Последнее даже мешало ей. Надо было все время помнить, чтобы не впасть в панибратский тон со студентами, многие из которых были ее ровесниками, а некоторые даже старше.
Только в этом году на кафедре у западников появилась новая молодая преподавательница Зоя Петровна, румяная, с тяжелой поступью, стремительная. Она сразу подружилась с Тамарой, стала советоваться с ней во всем. Как распределить материал лекций, чтобы не перегрузить академический час. И какие духи Тамара считает хорошими. И даже — надо ли отвечать на письма человеку, который в нее влюблен.
Зоя считала себя беспринципной, бесхарактерной. Ей нужен был духовный вождь. Таким вождем для нее стала Тамара.
Зоя любила задавать вопросы внезапные, как выстрел:
— Можно любить всю жизнь одного?
— Страшно быть старым?
— Что такое счастье?
Она спрашивала об этом в самые неподходящие минуты. Посреди делового разговора или во время звонка на лекцию. Люди спотыкались о ее вопросы, как о камни, разбросанные на ровной дороге.
Некоторые научились обходить их. Лучше всех это делал завкафедрой, семидесятилетний Матвей Савельич Азгур, профессор, известный литературовед.
— Счастье — это умение находить личную радость в общественно полезном труде,— глубокомысленно произносил он.
Тамара отвечала на Зоины вопросы подробно, всерьез, продумывая ответы,— Зоя верила ей.
В этот день Тамара принимала экзамен у второкурсников. Зоя Петровна ассистировала.
Было ясное летнее утро. Похожее на то, когда приехал Стах. Та же свежесть красок, ранняя прохлада и голубизна. Но теперь, когда ей не надо было спешить на вокзал, все вокруг было подернуто печалью, словно тенью.
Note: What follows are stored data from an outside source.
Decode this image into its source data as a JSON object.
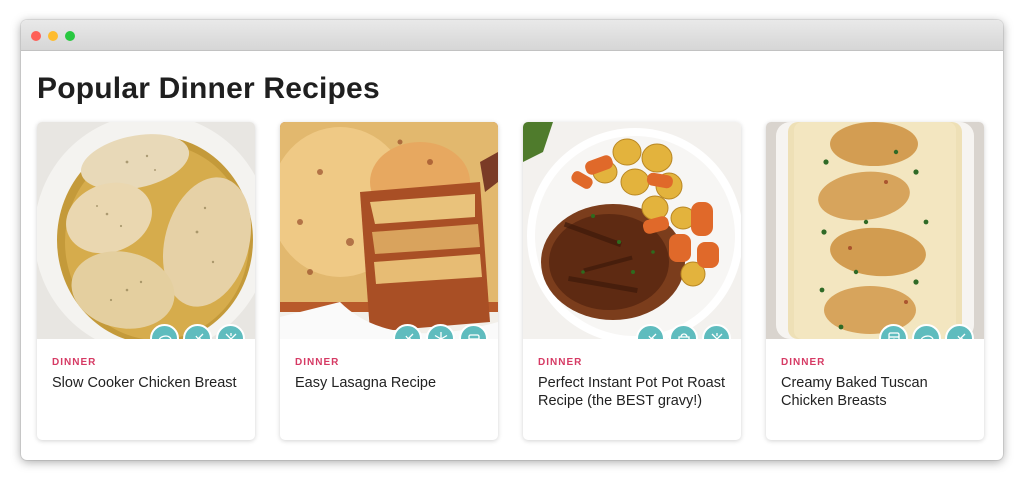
{
  "window": {
    "controls": [
      "close",
      "minimize",
      "zoom"
    ]
  },
  "page": {
    "title": "Popular Dinner Recipes"
  },
  "cards": [
    {
      "category": "DINNER",
      "title": "Slow Cooker Chicken Breast",
      "image": "slow-cooker-chicken-breast-photo",
      "icons": [
        "chicken-icon",
        "low-carb-icon",
        "no-cook-icon"
      ]
    },
    {
      "category": "DINNER",
      "title": "Easy Lasagna Recipe",
      "image": "easy-lasagna-photo",
      "icons": [
        "low-carb-icon",
        "freezer-friendly-icon",
        "casserole-icon"
      ]
    },
    {
      "category": "DINNER",
      "title": "Perfect Instant Pot Pot Roast Recipe (the BEST gravy!)",
      "image": "pot-roast-photo",
      "icons": [
        "low-carb-icon",
        "instant-pot-icon",
        "no-cook-icon"
      ]
    },
    {
      "category": "DINNER",
      "title": "Creamy Baked Tuscan Chicken Breasts",
      "image": "tuscan-chicken-photo",
      "icons": [
        "oven-icon",
        "chicken-icon",
        "low-carb-icon"
      ]
    }
  ],
  "colors": {
    "accent_category": "#d63a64",
    "icon_badge": "#5fbcbe"
  }
}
Прошло больше двух недель, как они расстались. Но тень эта не уходила, и все вокруг вызывало воспоминания. Москва катила свои волны. Поток машин. Поток людей. Поток машин. Машины были всех расцветок. Красные, синие, желтые. В их нарядности было что-то игрушечное. И так же пестро были одеты люди. Особенно молодежь. Мальчишки лет восемнадцати. Почему-то
на них это было заметнее, чем на девушках, Наверно, потому, что девушки всегда модничали, а мальчишки стали модничать недавно. Их немыслимо броские «абстрактные» рубашки с изображением рыб, птиц, зонтиков и козерогов уже не привлекали ничьего внимания. К ним привыкли.
Она шла, звонко ступая по асфальту. Она любила свой район. Он назывался красиво — Юго-Западный.
Это был новый район Москвы. Здесь все было молодо. Новизна отражалась в названиях. Были кафе «Спутник» й «Луна» и поблизости кинотеатр «Ракета». Был магазин «Синтетика», где, как любил говорить Олег, торговали большими молекулами — изделиями из полимеров. И магазин «Изотопы», торговый зал которого скорей походил на научную лабораторию.
«Нет, я бы не смогла уехать от всего этого и жить в глуши»,— подумала она. Как будто кто-то просил ее уехать. И жить в глуши.
Институт, где она работала, был в старом районе Москвы, в центре города. Он помещался в старинном особняке. Приближаясь к институту, она почувствовала волнение. Когда-то, студенткой, в дни экзаменов, она завидовала преподавателям, считая, что их ничто не волнует. Только начав принимать экзамены, она поняла, как ошибалась. Раньше ей могли поставить на экзамене двойку. Одну-единственную. Теперь она могла получить их сразу несколько. Ведь каждая двойка, поставленная студенту, была прежде всего двойка себе самой.
В институтском дворе уже толпился студенческий народ. Многие что-то срочно дочитывали. Одни — сидя на скамейках под старым тополем, другие — стоя прямо посреди двора, где их толкали то и дело со всех сторон.
Она увидела группку «своих». Они поздоровались почтительно, даже чуть скорбно. Должно быть, они скорбели о себе.
В коридорах было душно, несмотря на открытые окна. Пахло мелом, чернилами, пылью и старыми книгами. В дни экзаменов этот знакомый запах тоже устрашал.
Кафедра западной литературы располагалась в большой комнате, в самом конце коридора.